The Jan. 13 presidential and parliamentary elections are happening at a time of fraught relations between Beijing and Taipei. China has been ramping up military pressure to assert its sovereignty claims over democratically-governed Taiwan.
China has taken particular exception to current Vice President Lai Ching-te, the presidential candidate for Taiwan’s ruling Democratic Party (DPP) and leading in opinion polls by varying margins, saying he is a dangerous separatist.
Responding late on Saturday to Lai’s comments at a live televised presidential debate earlier in the day, China’s Taiwan Affairs Office said Lai had “exposed his true face as a stubborn ‘worker for Taiwan independence’ and destroyer of peace across the Taiwan Strait”.
“His words were full of confrontational thinking,” spokesperson Chen Binhua said in a statement.
Since 2016 – when President Tsai Ing-wen took office – the DPP-led government has promoted separatism and is the “criminal mastermind” in obstructing exchanges across the strait and damaging the interests of Taiwan’s people, Chen said.
“As the leading figure of the DPP authorities and current DPP chairman, Lai Ching-te cannot escape his responsibility for this,” he added.
Tsai and Lai have repeatedly offered talks with China, but have been rebuffed.

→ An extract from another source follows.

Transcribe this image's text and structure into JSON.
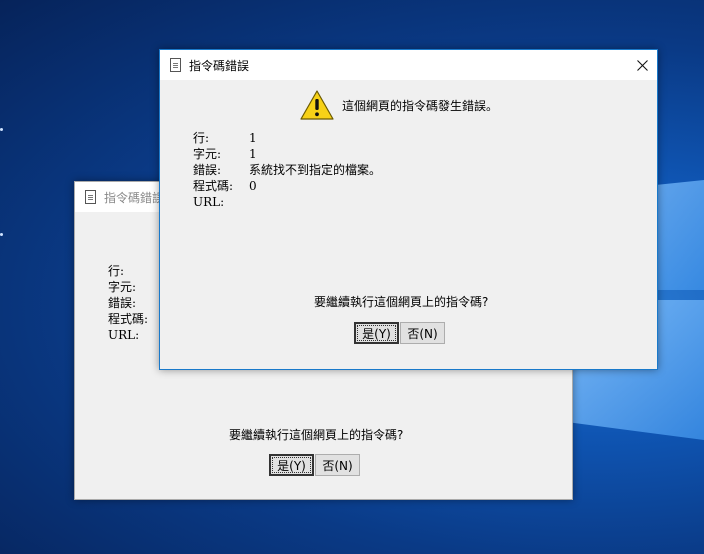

The DPP says only Taiwan’s people can decide their future, as does Lai’s main opponent in the election, Hou Yu-ih from Taiwan’s largest opposition party the Kuomintang (KMT).
The KMT traditionally favours close ties with China but strongly denies being pro-Beijing. Hou has also denounced Lai as an independence supporter.

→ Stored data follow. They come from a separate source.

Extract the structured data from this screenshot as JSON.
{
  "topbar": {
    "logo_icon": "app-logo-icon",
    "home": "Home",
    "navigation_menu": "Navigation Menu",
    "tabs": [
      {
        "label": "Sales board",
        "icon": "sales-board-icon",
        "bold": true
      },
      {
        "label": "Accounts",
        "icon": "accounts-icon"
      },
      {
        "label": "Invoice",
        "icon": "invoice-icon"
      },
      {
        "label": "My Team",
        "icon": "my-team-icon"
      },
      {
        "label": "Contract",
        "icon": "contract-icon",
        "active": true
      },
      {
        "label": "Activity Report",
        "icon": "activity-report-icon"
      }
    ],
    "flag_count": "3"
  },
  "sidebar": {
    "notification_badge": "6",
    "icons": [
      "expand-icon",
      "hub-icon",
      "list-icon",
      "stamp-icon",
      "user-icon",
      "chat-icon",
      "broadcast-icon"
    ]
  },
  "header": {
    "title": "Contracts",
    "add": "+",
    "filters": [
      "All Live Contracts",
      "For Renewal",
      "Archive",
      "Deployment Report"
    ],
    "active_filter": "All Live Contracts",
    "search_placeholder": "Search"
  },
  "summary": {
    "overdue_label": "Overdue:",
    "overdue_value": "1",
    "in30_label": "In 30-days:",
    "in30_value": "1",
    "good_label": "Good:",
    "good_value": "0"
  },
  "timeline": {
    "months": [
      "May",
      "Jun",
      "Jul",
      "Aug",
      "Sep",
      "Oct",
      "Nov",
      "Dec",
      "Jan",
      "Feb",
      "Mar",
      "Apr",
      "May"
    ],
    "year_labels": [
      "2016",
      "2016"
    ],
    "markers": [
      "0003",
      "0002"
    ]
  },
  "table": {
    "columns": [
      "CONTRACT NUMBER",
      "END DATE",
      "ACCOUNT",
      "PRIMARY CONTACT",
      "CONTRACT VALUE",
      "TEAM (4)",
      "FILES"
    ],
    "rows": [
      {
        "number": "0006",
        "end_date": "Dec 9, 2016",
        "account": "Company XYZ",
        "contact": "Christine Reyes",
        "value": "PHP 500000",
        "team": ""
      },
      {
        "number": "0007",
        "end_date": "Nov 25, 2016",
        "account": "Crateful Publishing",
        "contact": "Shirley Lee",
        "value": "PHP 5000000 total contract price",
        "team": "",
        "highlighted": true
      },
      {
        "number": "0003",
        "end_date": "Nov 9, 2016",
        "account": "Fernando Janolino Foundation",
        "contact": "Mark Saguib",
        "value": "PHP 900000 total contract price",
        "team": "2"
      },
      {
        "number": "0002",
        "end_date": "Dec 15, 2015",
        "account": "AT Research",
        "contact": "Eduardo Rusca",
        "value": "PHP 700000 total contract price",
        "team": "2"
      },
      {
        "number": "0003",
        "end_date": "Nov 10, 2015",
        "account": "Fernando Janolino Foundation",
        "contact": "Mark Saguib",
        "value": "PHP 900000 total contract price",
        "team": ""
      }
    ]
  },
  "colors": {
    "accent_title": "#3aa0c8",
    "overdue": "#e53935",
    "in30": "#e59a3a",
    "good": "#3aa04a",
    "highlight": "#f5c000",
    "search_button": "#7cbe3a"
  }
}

The defeated Republic of China government fled to Taiwan in 1949 after losing a civil war with Mao Zedong’s communists who founded the People’s Republic of China. The Republic of China remains Taiwan’s formal name.
Lai said on Saturday that the Republic of China and People’s Republic of China “are not subordinate to each other”, wording he and Tsai have used previously which has also riled Beijing.